In interviews, bioethics philosopher S. Matthew Liao stressed that he and his co-authors weren’t advocating for any particular human modifications or even human engineering in general; rather, they were introducing it as one possible solution to mitigate climate change. The “Flash Forward” episode reflected that. “It was essentially a takedown of all the proposals, being like, ‘This makes no sense. This is dangerous. We should definitely not do this.’ That was the episode,” says Eveleth.

However, the Gizmodo post about the episode (the first season of “Flash Forward” was in partnership with Gizmodo and was called “Meanwhile in the Future”) was headlined “To Stop Climate Change, We Must Genetically Engineer Humans.” Rush Limbaugh got wind of it, and he ranted on his show about liberals wanting to genetically engineer babies to be less climate-intensive.

“If you had listened to the episode, you would know that this is not in fact endorsing such a thing.
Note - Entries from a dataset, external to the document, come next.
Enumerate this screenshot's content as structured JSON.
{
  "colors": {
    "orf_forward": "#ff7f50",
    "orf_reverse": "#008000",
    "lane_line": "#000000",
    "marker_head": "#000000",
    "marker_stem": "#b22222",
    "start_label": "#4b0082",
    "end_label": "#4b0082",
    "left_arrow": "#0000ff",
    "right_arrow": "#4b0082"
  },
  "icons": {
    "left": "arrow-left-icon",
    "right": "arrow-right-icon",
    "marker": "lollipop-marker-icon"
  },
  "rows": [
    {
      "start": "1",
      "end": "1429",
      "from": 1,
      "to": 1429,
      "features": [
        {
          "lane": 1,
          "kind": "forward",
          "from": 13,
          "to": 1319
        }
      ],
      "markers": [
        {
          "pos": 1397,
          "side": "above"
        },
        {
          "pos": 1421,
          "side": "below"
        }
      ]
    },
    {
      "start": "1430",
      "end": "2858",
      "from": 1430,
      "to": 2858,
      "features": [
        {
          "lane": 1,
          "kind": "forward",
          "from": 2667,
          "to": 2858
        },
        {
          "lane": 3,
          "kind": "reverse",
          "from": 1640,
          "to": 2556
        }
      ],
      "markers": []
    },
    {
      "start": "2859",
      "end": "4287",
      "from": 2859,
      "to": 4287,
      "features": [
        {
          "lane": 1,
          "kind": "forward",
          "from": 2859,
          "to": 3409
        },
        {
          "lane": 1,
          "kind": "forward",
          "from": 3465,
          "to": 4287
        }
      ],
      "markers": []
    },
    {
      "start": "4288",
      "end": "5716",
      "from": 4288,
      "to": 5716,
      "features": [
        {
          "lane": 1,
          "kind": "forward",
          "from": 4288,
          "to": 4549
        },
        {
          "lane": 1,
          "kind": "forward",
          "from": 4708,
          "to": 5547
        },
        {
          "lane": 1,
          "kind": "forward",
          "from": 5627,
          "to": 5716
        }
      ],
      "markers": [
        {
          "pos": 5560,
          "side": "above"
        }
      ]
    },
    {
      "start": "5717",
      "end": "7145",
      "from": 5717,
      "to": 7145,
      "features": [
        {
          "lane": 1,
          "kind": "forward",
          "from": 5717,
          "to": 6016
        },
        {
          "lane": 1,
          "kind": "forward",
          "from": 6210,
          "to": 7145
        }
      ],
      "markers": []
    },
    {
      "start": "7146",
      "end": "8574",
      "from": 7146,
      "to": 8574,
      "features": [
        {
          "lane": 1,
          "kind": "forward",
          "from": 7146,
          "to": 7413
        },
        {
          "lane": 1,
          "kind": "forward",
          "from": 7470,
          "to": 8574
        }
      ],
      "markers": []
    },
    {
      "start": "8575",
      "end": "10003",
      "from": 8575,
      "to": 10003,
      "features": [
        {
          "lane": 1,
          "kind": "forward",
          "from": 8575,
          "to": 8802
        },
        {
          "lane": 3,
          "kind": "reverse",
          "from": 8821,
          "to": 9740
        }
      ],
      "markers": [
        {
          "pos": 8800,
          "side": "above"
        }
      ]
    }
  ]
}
But it didn’t really matter, because the way that people consume news these days is they read headlines. They don’t listen to the whole 25-minute podcast,” says Eveleth. “I had contributed to the exact thing that I’m talking about now — this thing where people will read a headline and they don’t really understand the difference between speculation and reality.”

Whether speculative journalism is responsible journalism is a valid question

Critics point to this sort of situation as one of speculative journalism’s risks, and something those who practice it must address. “Media literacy is quite weak in the United States. When something is speculation, it should be marked as such,” says Wampole.

The incident made Eveleth change the way she markets the show — she no longer puts clickbait-geared claims in her headlines when posting episodes online — and is perhaps part of the reason Eveleth is hesitant to use “speculative journalism” to describe her work. “It’s not a well-defined term. Lots of people use it to mean lots of different things; that makes it hard to talk about in general.”

That said, Eveleth does find value in integrating fiction and future-forecasting into journalistic work; she considers it to be especially effective for topics where personal and public safety is a factor, as it was in Schulz’s “The Really Big One” about the Pacific Northwest’s impending mega-earthquake and as it is now with the coronavirus pandemic. “It’s in those situations where you really want as a reporter or as a storyteller to be able to get someone to put themselves in the shoes of their future selves via characters,” says Eveleth. “That’s the thing fiction does — it’s transportive. It helps you think through what you would do in that situation if it was you.”